Goodbye, 1900s. Hello, new. Here is what I believe lies ahead, and what I hope for. A new vision for credit unions. A new level of cooperation and interaction that will energize the movement as it has not been since the 1930s.

 
 

Goodbye, 1900s. Hello, new. Here is what I believe lies ahead, and what I hope for. A new vision for credit unions. A new level of cooperation and interaction that will energize the movement as it has not been since the 1930s.

Here is what I see.

1) The vast expansion of the "Internet Branch" of a credit union.
People will flock to the Internet Branch because of the convenience. They will be buying products through the branch and many will be running their entire financial lives through it as well.

2) Interconnected brick and mortar.
Brick and mortar sites will survive, but each will be able to serve any credit union member no matter where the member is or to which credit union the member belongs. In other words, all branches will be shared, though under the control of "lead" credit unions.

A major reason this has not yet happened is the sluggishness -- maybe worse -- of our data processors. We have to get them off the dime. We have to gain control of our own interface and not be slaves to the providers. Fortunately, a breakthrough is near. We should hasten it and create the day of simple, inexpensive interconnectivity. A credit union member should be able to walk into a credit union service center anywhere on the planet and feel partly it is his and get the same great service he would if he were in the branch closest to his home or office.

3) Credit unions will be transactioners and recordkeepers even more than providers.
Credit unions will continue to offer traditional products and services, ones overseen by credit union regulators. But this will comprise a mere fraction of the transactions that credit unions will conduct. Members will manage their entire financial lives through their credit union.
The reasons will owe to trust and convenience. Convenience because all of the records of their financial lives will be available to them in the blink of an eye, plus receipts, proofs of purchase, borrowing histories and so on. Whereas today a member balances his checkbook, tomorrow he can "balance" his financial life through his credit union, instantly knowing his net worth and so on. The credit union will not just be the "primary financial institution" but the only one he will need. The link between the member and the credit union will be all encompassing.

Credit unions are uniquely positioned to be the only channel for members for all their financial services because we enjoy a higher level of trust than rival institutions from those who deal with us.

4) Management style will necessarily be broader.
No longer will managers be able to content themselves merely with savings and checking accounts, borrowings and lendings.
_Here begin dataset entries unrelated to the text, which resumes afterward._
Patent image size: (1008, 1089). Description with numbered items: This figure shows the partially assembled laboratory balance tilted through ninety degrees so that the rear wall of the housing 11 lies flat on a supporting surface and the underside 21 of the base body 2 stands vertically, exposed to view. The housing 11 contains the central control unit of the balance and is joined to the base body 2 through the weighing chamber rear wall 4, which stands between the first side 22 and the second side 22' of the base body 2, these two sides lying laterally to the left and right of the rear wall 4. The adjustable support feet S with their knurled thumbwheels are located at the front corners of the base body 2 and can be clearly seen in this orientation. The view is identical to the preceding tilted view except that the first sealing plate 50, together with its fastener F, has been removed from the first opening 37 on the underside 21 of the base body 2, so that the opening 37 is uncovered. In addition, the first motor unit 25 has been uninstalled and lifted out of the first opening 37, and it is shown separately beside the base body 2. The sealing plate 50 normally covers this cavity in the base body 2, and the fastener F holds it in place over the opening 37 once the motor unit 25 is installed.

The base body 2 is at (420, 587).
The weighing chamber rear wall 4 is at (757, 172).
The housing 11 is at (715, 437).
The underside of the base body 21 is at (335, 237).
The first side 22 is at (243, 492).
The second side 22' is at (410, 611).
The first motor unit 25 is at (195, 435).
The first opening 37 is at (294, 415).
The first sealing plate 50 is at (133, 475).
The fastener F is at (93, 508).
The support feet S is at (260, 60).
They will have to master the whole gamut of the financial world -- stocks, annuities, bonds, mutual funds, exotic mortgages -- because they will be the channel through which the members act to deal with it.

Now the question arises: How do we get there? The answer is: Not with those content with tinkering at the margins but with those eager to get on with the new.

Only those who are going to be dynamic are going to get the job done. They are going to be the pioneers who will take the risks that will open the paths to genuine progress in a competitive world. Run with these people, or if you can't run with them at the moment, at least support them and join when you can. Unfortunately there is the notion among many credit unions that they should be both fiercely independent and at the same time surrender decisions about the future to trade associations. Find people who have climbed out of such notions. It's out of the smaller groups of dynamic people, not the larger bodies of institutions, that the most rapid and sweeping changes arise.

Find them. Help them. We have the power to make ours a movement once again, a real force for the improvement in the financial lives of ordinary Americans. Let's do it.